Dell Technologiesは25日、エージェント型AIの拡大に伴い、企業のAIインフラにおけるPCの役割が一段と重要になっているとの見方を示した。推論処理の重心がクラウドだけでなく、従業員が日常業務で使うPCにも広がっているためだ。あわせて、トークンコストの増加に対応する手段として、ローカル処理を取り入れたハイブリッドAI戦略の必要性を訴えた。
同社でフィールドプロダクトマーケティングを担当するチョン・ジェウク氏は、「Dell Technologies Forum 2026」の会場で開いた記者懇談会で、「エージェント型AIが広がる中、AI演算の舞台はクラウドを越え、従業員のデスク上にあるPCにまで広がっている」と述べた。
チョン氏は、エージェント型AIについて「自律的に判断し、相互に呼び出しながら継続的に実行される」と説明。そのうえで、「推論は日々の業務フローの中で絶えず発生する。こうした処理は、データが生まれる場所の近くで直ちに行うべきだ」とし、AI環境の進化がAI PCの必要性を高めているとの認識を示した。
同氏は、AIインフラを巡る潮流として3点を挙げた。

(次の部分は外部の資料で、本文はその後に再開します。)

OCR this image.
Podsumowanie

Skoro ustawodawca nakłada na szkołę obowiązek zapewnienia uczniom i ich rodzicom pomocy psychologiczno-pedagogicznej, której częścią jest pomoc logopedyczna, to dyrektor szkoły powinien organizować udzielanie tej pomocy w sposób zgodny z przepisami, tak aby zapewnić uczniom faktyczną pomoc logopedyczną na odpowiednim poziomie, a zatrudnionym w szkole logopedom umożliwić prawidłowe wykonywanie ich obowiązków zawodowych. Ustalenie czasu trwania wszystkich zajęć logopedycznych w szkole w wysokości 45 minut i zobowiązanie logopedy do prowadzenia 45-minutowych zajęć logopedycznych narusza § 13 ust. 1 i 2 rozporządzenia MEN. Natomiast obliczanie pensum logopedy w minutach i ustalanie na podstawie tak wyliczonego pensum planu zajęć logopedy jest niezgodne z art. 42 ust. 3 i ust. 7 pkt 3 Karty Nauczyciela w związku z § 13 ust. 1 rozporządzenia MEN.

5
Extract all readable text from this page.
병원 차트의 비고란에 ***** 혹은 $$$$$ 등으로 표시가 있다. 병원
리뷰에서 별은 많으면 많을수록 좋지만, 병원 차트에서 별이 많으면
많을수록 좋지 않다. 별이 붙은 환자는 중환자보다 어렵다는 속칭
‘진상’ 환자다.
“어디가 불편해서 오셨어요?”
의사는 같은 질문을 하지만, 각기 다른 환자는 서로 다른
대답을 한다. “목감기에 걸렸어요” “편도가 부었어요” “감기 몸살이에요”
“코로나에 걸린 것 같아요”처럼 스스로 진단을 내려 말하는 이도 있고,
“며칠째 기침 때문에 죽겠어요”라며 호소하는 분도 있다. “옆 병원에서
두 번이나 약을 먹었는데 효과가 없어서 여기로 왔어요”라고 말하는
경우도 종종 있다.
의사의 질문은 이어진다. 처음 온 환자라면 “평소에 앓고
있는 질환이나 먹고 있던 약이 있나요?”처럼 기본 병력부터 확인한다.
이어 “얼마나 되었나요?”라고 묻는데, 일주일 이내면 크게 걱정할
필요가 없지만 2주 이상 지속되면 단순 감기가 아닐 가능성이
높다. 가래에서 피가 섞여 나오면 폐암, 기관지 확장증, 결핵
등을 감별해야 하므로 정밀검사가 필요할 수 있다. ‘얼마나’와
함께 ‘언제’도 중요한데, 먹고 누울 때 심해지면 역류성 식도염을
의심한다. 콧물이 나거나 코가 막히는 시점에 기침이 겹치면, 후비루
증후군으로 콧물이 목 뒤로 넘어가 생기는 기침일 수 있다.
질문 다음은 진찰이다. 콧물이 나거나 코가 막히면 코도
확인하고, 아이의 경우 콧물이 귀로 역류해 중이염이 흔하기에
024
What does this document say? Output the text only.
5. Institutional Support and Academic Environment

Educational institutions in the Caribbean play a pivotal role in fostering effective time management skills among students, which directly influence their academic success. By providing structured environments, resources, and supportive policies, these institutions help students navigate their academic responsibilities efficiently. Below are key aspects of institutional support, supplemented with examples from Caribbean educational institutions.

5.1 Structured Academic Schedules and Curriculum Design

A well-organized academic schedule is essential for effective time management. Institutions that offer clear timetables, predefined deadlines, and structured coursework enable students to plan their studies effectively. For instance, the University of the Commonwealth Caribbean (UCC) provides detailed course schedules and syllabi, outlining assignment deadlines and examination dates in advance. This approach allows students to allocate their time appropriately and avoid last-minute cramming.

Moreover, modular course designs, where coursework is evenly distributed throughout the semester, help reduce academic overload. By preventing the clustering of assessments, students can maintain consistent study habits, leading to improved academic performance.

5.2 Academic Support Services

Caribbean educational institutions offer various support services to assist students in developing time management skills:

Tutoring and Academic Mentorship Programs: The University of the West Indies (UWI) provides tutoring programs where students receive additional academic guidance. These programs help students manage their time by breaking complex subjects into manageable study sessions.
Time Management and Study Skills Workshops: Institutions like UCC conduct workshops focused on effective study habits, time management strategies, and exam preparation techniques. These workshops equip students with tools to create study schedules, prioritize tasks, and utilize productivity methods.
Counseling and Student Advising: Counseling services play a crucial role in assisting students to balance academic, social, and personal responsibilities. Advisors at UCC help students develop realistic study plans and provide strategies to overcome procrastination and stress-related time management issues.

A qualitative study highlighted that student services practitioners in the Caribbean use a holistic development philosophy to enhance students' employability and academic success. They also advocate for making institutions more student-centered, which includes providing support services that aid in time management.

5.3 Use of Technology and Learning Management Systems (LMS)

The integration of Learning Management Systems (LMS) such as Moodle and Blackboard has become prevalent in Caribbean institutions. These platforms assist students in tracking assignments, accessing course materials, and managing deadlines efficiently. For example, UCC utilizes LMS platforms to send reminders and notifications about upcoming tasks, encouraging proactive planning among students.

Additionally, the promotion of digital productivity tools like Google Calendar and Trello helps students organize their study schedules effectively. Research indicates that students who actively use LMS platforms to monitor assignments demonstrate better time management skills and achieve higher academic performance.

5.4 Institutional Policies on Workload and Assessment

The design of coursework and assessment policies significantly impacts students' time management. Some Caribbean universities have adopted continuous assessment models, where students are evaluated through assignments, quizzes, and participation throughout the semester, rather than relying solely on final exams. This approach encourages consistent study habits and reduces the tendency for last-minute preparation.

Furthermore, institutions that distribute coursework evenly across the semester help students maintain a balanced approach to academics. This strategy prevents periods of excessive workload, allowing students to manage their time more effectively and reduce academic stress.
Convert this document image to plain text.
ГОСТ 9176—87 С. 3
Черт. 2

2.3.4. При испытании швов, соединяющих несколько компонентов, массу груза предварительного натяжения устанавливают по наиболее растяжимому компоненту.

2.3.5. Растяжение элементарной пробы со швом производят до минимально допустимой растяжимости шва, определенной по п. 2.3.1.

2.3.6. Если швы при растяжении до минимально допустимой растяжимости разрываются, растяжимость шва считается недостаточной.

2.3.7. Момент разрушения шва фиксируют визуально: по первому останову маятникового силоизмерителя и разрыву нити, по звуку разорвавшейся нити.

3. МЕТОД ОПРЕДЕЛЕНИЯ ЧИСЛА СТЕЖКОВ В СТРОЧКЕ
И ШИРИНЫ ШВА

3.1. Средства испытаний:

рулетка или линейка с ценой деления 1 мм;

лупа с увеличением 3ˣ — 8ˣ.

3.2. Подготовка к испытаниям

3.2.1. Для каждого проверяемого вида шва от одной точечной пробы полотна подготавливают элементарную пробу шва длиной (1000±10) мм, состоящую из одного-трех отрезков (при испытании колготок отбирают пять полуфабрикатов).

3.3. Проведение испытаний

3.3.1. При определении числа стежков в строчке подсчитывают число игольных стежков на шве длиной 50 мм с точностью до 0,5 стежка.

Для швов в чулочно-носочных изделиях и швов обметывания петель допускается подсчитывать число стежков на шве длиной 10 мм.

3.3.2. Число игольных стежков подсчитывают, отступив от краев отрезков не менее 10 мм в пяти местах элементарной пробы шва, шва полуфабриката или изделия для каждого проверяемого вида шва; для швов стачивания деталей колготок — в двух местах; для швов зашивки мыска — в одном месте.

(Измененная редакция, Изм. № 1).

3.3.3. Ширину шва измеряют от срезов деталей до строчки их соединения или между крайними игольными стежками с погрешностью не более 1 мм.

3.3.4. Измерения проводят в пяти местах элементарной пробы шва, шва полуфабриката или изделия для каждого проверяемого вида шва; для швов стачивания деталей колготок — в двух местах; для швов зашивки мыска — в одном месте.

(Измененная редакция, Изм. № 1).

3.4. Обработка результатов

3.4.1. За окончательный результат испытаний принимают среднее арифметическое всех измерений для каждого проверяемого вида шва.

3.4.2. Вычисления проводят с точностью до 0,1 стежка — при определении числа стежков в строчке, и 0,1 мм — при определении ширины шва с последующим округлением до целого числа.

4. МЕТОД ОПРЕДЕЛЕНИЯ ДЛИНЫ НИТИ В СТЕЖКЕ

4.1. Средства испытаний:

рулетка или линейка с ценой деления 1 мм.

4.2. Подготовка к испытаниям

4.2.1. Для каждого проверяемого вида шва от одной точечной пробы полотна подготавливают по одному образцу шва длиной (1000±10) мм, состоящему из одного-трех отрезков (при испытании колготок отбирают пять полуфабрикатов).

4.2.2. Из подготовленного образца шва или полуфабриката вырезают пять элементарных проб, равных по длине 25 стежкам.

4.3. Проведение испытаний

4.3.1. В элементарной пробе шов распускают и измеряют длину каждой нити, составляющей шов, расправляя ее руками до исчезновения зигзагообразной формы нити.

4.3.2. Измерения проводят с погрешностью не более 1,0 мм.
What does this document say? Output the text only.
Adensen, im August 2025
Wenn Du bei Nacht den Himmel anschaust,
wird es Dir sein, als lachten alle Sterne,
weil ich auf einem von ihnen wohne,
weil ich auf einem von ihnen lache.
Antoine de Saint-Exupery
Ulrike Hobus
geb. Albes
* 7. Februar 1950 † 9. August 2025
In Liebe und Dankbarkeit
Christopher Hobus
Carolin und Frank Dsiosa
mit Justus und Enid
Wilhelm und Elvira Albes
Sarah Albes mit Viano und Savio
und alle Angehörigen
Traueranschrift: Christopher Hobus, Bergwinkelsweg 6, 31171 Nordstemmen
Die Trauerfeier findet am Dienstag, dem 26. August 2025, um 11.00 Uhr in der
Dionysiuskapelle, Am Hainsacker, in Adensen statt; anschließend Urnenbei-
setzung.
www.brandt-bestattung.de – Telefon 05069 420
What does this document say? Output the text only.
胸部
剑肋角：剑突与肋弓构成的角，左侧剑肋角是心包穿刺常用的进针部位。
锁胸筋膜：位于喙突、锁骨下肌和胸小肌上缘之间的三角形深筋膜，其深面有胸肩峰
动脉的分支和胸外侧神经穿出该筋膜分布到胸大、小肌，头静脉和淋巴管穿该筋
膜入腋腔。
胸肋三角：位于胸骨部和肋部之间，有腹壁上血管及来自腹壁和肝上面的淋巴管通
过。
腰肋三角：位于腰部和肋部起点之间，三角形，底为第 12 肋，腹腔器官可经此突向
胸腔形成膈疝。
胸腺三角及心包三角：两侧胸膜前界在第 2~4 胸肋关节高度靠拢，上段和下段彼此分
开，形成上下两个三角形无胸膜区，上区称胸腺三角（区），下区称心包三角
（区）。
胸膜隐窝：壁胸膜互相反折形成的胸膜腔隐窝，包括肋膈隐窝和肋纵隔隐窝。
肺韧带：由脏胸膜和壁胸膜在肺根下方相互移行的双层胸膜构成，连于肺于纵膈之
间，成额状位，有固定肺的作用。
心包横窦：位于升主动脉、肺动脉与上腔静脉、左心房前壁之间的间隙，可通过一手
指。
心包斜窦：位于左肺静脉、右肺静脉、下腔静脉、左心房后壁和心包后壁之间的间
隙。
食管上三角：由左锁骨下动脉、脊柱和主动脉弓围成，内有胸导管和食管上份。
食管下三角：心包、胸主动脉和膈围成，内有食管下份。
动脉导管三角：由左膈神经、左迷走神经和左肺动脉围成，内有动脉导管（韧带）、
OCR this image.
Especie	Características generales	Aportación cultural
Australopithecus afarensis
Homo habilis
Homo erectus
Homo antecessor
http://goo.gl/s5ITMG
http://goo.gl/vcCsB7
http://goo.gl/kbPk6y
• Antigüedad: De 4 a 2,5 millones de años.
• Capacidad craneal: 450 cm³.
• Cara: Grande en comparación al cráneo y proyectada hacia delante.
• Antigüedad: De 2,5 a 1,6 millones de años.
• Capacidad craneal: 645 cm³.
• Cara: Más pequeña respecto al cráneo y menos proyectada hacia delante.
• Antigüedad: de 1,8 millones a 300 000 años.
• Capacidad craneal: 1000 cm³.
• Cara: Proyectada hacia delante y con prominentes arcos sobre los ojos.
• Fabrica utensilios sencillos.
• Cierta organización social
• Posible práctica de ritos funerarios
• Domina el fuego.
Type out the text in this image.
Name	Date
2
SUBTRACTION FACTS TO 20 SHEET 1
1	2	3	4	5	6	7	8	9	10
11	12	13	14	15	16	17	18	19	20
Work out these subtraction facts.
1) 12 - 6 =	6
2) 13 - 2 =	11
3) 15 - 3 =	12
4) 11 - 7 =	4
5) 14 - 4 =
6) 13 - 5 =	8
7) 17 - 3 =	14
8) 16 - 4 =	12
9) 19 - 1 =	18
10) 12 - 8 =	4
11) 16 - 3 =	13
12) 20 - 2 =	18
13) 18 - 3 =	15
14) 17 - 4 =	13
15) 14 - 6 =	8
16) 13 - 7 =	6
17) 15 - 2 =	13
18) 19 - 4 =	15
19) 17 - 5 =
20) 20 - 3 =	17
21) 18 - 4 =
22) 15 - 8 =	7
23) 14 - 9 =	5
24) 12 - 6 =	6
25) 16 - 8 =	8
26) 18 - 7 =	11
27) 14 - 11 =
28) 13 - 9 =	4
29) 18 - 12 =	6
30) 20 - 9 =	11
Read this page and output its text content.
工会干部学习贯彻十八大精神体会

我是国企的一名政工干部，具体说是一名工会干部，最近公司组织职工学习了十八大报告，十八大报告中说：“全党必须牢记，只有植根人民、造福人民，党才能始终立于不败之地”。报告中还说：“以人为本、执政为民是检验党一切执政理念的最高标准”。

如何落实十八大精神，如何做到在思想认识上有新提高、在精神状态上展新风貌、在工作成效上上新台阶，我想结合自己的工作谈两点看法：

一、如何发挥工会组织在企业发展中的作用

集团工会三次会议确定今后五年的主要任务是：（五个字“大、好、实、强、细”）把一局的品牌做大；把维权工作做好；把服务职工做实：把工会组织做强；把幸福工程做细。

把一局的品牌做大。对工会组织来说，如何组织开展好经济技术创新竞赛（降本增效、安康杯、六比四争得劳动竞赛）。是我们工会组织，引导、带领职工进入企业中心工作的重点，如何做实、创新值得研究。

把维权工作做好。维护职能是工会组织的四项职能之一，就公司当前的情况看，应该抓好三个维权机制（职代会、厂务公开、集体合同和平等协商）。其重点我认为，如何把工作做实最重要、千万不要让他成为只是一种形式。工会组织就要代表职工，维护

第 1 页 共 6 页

第1に、AIワークロードがクラウドにとどまらず、オンプレミスのデータセンターやAI PC、ワークステーションにまで広がっていること。第2に、AIネイティブな組織ではAI PCが中核的な役割を担い始めていること。第3に、AIがエンドポイント側に近づくほど攻撃面が広がり、データ管理とセキュリティの重要性が一段と高まることだ。
セキュリティについてチョン氏は、攻撃の61%が企業向けデバイスへの直接的な侵害に関連するとの外部調査を引用したうえで、「Dellは製品の設計、開発、テストの全工程でセキュリティを点検する形で対応している」と述べた。
AI PCを巡っては、トークンコストの問題にも言及した。チョン氏は「トークン単価は下がっているが、総使用量が急増しており、実際の請求額はむしろ増えている。AIのトークンコストは、いまや損益計算書上の無視できない費目になっている」と指摘した。
そのうえで、「すべてのトークンをクラウドから調達する必要はない。業務が実際に発生する現場、つまり従業員のPCで直接処理すれば、コストを下げられる」と述べ、ローカル推論の有効性を強調した。
ハイブリッドAIの展開戦略も主要な論点の一つだった。チョン氏は、クラウドは急激な需要増や大規模な学習に適し、データセンターは企業が保有する内部データや中核ワークロードの処理に向くと説明。デスクトップは、反復的な実行処理や機微データのローカル処理に最適化されているとした。
同氏は「ワークロードの特性に応じて、この3つの環境を組み合わせることがハイブリッドAI戦略の核心だ」と述べた。さらに、「AIの潜在力を実際の成果に結び付けるには、業務環境そのものがAI導入に対応できていなければならない」としたうえで、「Dell Pro AI PCは、従業員体験を中心に据えたAIインフラだ」と語った。
今回の「Dell Technologies Forum 2026」では、Dell Technologies KoreaのKim Gyeongjin会長の歓迎あいさつに続き、Yu Sangmo社長と、米本社の上級副社長であるMatt Dunfee氏が基調講演を行った。両氏は、「いま求められているのは、AIを通じて実質的なビジネス成果を生み出すことだ」と強調した。
Yu氏は、最近実施した調査レポート「The Modern Enterprise Readiness Study 2026」の結果を紹介した。それによると、回答企業の87%が急変する環境への対応に苦慮しており、66%は今後3〜5年で自社の属する産業がどう変化するか予測が難しいと答えたという。企業が不確実性と破壊的な変化に直面しているとの認識を示した。
一方、Dunfee氏は、こうした状況を乗り越えるための3つの重要課題として、データセンターの近代化、安全性と信頼性に基づくAI活用の拡大、現代的な業務環境の実現を挙げた。
また、韓国企業の回答では72%が「現在のデータセンター環境は、大規模なAIおよび分析ワークロードを支えるには十分ではない」と答えたことにも触れた。さらに、回答者の84%が、データセンターインフラの複雑さを減らすため、複数の旧式設備を最新のサーバーやストレージに統合・転換する近代化計画を持っていることが分かったと説明した。